Peter Workman: Tilting at Windmills
“Poker, literature, travel, sportsmanship, a keen interest in everything and a specialty in nothing—without my knowing it, life was preparing me for the book business.”
After graduating from Yale University, Peter began his career in books working in a bookstore, as a sales rep for a small trade magazine publisher, and then for Dell Publishing. Following these stints, Peter and a partner cofounded Parallax Publishing, a book packaging company. Soon, Peter went off on his own, launching Workman Publishing in 1968 with the first book under the Workman name, The Yoga 28-Day Exercise Program (which is, remarkably, still in print). This little company grew and grew and is today the largest independently owned trade book publisher in the United States. Peter Workman died in 2013; his wife and long-term partner in the business, Carolan Workman, now heads the company.
Peter Workman, founder of Workman Publishing
In 2010, Peter was honored at a Yale publishing event and spoke of what he had learned over a lifetime of making books. Here is a transcript of what he said:
Publishing books (as an independent) is like tilting at windmills. You do it for the joy of it. You do it out of passion. You do it because it’s the only thing you want to do, perhaps the only thing you truly know how to do.

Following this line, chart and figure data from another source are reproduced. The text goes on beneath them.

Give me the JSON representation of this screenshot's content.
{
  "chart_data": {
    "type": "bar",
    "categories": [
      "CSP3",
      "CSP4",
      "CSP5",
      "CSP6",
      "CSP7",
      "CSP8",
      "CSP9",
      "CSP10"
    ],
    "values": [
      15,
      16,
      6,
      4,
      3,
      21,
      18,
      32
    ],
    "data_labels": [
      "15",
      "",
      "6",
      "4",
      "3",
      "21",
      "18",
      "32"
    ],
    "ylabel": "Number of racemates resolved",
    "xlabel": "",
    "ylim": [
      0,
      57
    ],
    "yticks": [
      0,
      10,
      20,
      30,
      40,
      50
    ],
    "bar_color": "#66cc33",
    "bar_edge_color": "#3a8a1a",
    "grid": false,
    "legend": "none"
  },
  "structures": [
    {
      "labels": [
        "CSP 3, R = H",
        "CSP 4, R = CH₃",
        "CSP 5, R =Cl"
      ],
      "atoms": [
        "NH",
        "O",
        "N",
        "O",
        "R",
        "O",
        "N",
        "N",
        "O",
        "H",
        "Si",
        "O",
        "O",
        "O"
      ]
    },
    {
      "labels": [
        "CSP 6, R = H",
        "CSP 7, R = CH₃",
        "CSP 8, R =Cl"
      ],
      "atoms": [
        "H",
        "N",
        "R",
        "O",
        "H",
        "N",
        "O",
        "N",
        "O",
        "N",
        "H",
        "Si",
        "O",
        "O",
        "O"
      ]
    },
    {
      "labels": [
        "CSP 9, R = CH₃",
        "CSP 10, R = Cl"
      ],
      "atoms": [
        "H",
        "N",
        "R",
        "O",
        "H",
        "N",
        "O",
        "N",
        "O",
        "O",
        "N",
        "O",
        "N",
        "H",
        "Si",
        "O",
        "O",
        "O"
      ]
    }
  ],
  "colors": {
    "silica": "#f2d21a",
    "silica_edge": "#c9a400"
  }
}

And you do it for the challenge. It’s difficult, it’s demanding, and it requires a kind of mad faith that you will succeed. Like a baseball player, great success for a publisher is getting it right three out of ten times. Four out of ten, and you’re in the realm of legends.
How do you measure success? There are numbers of copies sold and weeks on the bestseller list. But perhaps better, though less quantifiable, ways are these: Is the book the best it can be? Does the book express the author’s vision? Are you proud of the book—when the first copy comes in from the printer, do you feel like you can’t wait to send it to friends, family, buyers, reviewers? Does the book offer good value? Does it have a legitimate reason to exist? Does it give you pleasure?
And does it push the idea of what a book can be? There is so much speculation about the “future of the book,” as if a book were to writing what a CD or, earlier, LP, is to music. I would argue that a book is more than a conveyance of words and ideas. A book is a work in itself: its size, its shape, its title, its design, its color, the feeling of its paper, the promise it has when you crack it open—all of these things make a book more than the sum of its parts and contribute to the pleasure that a book brings to its owner.
That’s the job of the publisher. It’s a quixotic endeavor, because there’s no telling where it leads. But for an independent publisher, that’s part of the joy.
It’s also why the first principle of being an independent publisher is Follow Your Gut.
What other principles apply? Joyousness. I’ve already used the word joy several times. It is the joy of the work —and working like a dog. But there is the joyousness in the books themselves. We want our books to make readers happy, to convey pleasure. We fall in love with our books, and we want readers to do so also. Joyousness means sharing and celebrating the writer’s and reader’s passion.
Another principle: Excellence and smartness of information. Information, particularly today, is everywhere, largely free and at any computer user’s fingertips. But writers are still authorities and editors still the best gatekeeper and shapers of information, and the book still the best way to deliver consistently excellent, structured, useful information—information that guides rather than confuses the reader, information that’s trustworthy, authoritative, accessible.
Another principle: Honoring the book. For us, this means working all out for the book and the author, from the moment of the first designs and titles to years after the book’s publication when we’re still going after publicity and going back to the buyers with new reasons to stock and sell it. By its definition a book is something more permanent, and it’s important to honor that.
Another principle: Keep the list small so that attention can be big. Never publish more titles than you can tend to.
Another principle: Differentiate yourself. Know what you do as a publisher that no other publisher does, and do it better than anyone could. Try to publish books that are singular. Find the unique way to cover a subject. Give the book the format it needs, even if it’s never been done before. Be open to new ideas, and follow them wherever they lead.
And finally, be accessible, not elitist; open, not snobbish. Publish books that are useful, practical, give good value, and respect the reader’s intelligence—and wallet.